With New Year’s Eve fast approaching, it seems like an especially appropriate time to reflect on the past. Amid the various efforts to make basic government-published legal data more accessible (especially in open formats that are machine readable), I think it helps to also remember how far things have come. Over at the company blog for Citation Technologies, a long-time employee, David Gottlieb, recounts the difficulties the company faced as a legal publishing start-up back in the mid-nineties. David’s post contains various anecdotes, including how the company’s only server was thrown off the roof of the office in a business dispute, but it is also a reminder of the common thread between the challenges of the mid-nineties and today — access to usable information.
Although you commonly hear complaints about government entities that publish information in not-so-open proprietary formats such as PDF files and how a standardized XML markup would be so much better, David’s post explains the difficulties of obtaining any electronic version of state regulations back in the nineties.
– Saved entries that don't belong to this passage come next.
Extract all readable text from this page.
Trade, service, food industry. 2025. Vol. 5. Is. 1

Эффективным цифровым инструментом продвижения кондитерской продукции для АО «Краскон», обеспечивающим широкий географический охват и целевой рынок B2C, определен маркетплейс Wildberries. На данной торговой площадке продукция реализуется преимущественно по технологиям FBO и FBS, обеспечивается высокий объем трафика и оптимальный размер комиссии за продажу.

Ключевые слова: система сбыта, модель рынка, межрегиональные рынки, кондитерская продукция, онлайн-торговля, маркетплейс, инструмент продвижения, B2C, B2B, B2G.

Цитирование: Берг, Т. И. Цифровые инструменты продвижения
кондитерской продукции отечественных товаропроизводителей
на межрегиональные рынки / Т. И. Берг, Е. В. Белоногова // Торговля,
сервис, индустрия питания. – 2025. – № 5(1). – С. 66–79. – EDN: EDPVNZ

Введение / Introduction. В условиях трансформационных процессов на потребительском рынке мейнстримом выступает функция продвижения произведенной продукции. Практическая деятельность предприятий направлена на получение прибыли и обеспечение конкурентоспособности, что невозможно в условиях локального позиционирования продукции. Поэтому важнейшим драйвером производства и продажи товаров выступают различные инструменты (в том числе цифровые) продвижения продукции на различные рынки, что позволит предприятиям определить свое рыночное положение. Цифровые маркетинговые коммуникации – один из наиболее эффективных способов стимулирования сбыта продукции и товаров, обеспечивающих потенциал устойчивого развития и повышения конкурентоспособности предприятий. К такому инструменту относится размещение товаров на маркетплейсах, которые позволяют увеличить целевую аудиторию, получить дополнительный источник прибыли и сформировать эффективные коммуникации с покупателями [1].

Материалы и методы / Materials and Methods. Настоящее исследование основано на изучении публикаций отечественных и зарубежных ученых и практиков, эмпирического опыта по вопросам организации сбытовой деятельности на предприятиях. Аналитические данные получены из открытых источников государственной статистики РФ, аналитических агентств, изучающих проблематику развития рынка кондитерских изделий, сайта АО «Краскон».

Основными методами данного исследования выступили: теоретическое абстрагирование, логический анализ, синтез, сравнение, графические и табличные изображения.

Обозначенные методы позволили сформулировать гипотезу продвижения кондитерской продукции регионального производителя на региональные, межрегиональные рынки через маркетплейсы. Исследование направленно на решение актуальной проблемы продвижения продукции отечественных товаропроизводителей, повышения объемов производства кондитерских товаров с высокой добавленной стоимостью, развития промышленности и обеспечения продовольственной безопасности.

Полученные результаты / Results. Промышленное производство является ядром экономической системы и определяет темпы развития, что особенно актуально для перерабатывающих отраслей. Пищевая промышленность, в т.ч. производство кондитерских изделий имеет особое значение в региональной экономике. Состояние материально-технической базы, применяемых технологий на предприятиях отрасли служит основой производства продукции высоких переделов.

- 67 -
He also mentions manually correcting bad OCR scans, navigating magnetic tapes, and how a southern state once informed them that there was no way they had regulations in any electronic format because they had only just gotten electric typewriters. It is easy to think that the push for usable government data is new, but its actually a long term effort in which the meaning of “usable” keeps evolving.
I hope a few years from now we will be arguing about how the government should provide deeper semantic markup and look back on the days of PDFs and Word documents in the same way we look at the magnetic tapes and OCR corrections in David Gottlieb’s post.